Tweet of the Day
It’s gotta be really embarrassing not only when your dad—super famous for being one of the best cornerbacks in NFL history—is on Twitter. He’s always ruining your chances at sounding cool, in a very public way:
— Deion Sanders (@DeionSanders) April 2, 2015
Water Fight – In a ruling “with widespread implications for future water battles in drought-prone Texas,” according to the Texas Tribune, an appeals court ruled that “Texas cannot give special treatment to cities or power generators over more “senior” water rights holders on parched rivers—even if the state declares it necessary to protect the ‘public health, safety and welfare.’” Depending on how you look at the ruling, it kind of sounds like a terrible future in which corporations literally control life and death. The case originated when Dow Chemical—by far the largest water user of the Brazos river—claimed it had proprietary rights to the water, which by law it did as it has the oldest water rights. “Dow issued a series of priority calls beginning in 2009 asserting its ‘senior’ right to divert water from the Brazos River—and force ‘junior’ water rights holders to curtail their use.” The story ends with a kicker about where Texas stands with regard to public rights. “If it’s something that’s for the public … the public can pay for it,” said an assistant general counsel for the Texas Farm Bureau.
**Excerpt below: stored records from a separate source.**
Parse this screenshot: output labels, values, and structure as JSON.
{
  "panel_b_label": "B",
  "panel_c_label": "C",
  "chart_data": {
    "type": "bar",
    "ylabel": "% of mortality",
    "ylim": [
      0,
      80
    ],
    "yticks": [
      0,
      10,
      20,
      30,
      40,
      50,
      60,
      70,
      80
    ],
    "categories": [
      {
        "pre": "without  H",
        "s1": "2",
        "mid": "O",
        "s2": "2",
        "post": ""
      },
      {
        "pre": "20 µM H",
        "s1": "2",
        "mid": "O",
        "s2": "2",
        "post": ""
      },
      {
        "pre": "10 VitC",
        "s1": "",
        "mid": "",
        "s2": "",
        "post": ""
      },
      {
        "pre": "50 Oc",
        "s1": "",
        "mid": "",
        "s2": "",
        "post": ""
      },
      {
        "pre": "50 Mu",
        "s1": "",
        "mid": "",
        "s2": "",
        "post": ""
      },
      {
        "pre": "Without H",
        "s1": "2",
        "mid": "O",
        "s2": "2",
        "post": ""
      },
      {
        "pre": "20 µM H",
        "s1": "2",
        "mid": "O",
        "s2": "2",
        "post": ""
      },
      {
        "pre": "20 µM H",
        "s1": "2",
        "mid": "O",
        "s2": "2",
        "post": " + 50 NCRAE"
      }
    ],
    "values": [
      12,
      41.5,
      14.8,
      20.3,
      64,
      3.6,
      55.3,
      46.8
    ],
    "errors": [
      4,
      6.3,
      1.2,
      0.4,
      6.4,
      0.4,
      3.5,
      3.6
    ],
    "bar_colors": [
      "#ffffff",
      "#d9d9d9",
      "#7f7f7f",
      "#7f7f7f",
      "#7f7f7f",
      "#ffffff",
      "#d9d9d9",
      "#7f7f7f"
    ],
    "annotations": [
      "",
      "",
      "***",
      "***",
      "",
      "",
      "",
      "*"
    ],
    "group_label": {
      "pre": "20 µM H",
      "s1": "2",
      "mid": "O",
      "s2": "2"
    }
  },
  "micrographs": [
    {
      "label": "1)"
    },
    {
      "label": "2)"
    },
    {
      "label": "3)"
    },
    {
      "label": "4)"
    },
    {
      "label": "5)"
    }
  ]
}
Some Tolerance – Thanks to the controversy surrounding Indiana’s religious freedom law—the one many, many opponents say opens the door to discrimination, particularly against the LGBT community—Texas’s own such law is getting renewed attention. As most stories about the Texas law note, however, ours is relative good: it passed with bipartisan support and has the backing of the ACLU. It also has a pretty remarkable history. “The impetus was a case that involved an American Indian who took peyote as part of a religious ceremony and then lost his job,” writes the Dallas Morning News. Despite the fact that the measure is working, or perhaps because the measure appears to be working well, some lawmakers want a change. “A number of state legislators this session are attempting to ‘enhance” Texas’ religion freedom laws,” according to the Houston Chronicle. However, the lawmakers have scaled back some of their attempts thanks to a “intense opposition from the business community, agreeing to tweak their bills to ameliorate concerns that it targets the gay community. Civil rights and business groups, however, say the changes do not go far enough, voicing hope that the outcry lobbed at similar proposals in Indiana, and now Arkansas, will kill the legislation before it gains legs in Texas.” Some lawmakers are calling the response an “overreaction.” Regardless, it’s still something worth keeping an eye on even if it’s “unclear whether any of the Texas proposals will even get a committee hearing this session.”
First Leg of Cruz – The Ted Cruz presidential campaign is really taking off. There’s the successful first fundraising effort in which Cruz raised $4 million in a single week. Then there’s the renewed focus on Cruz himself. As if he didn’t get enough attention when he attempted his “filibuster,” the New York Times takes a look at the budding presidential contender and what his impact will be in Texas. “There is no doubt that Mr. Cruz will have a slice of Texas Republicans on his side, but the question remains how large that slice will be among a crowded field of potential Texas-themed rivals that besides Rick Perry, the former governor, also includes Jeb Bush and Senator Rand Paul of Kentucky,” writes the NYT. The piece basically highlights Cruz’s hurdles—his lack of popularity among moderate Republicans, his long-standing beef with Perry—but reminds everyone (themselves included, hopefully) that “the battle for Republican endorsements, volunteers and money in Texas remains in its early stages, 11 months from the state’s primary.” In the meantime, Cruz is pushing forward with seeking homegrown support. Yesterday, Cruz “approached Texas A&M International University about speaking at the Laredo college’s spring commencement,” according to the student newspaper, The Bridge.
Swamp Thing Defeated? – Good news for any and everyone hoping to relax on Galveston’s beaches this summer. “The masses of seaweed that plagued the area last summer seem to be turning toward the Caribbean and Mexico’s Yucatan Peninsula,” according to the Houston Chronicle. Some may recall the huge seaweed attack from last year, with the resulting twenty-foot-high piles bulldozed on the beach looking like invading green blobs. Or perhaps the seaweed was an attraction? “Despite the smell of rotting seaweed and blocked beaches that soured some tourists on Galveston, they kept coming, said Mario Rabago, Galveston Park Board deputy director. Hotel Occupancy Tax revenue, a tax on rooms rented by tourists, last year rose to $75.28 million during the peak tourism months, May-September, from $70.22 million in 2013 and $66.35 million in 2012, according to figures from the Galveston Island Convention Center and Tourism Bureau.” Turning lemons into lemonade, the Park Board even had “bucket brigades,” in which visitors were encouraged to, um, tour the seaweed as part of a nature lesson – the piles were “teeming with life.”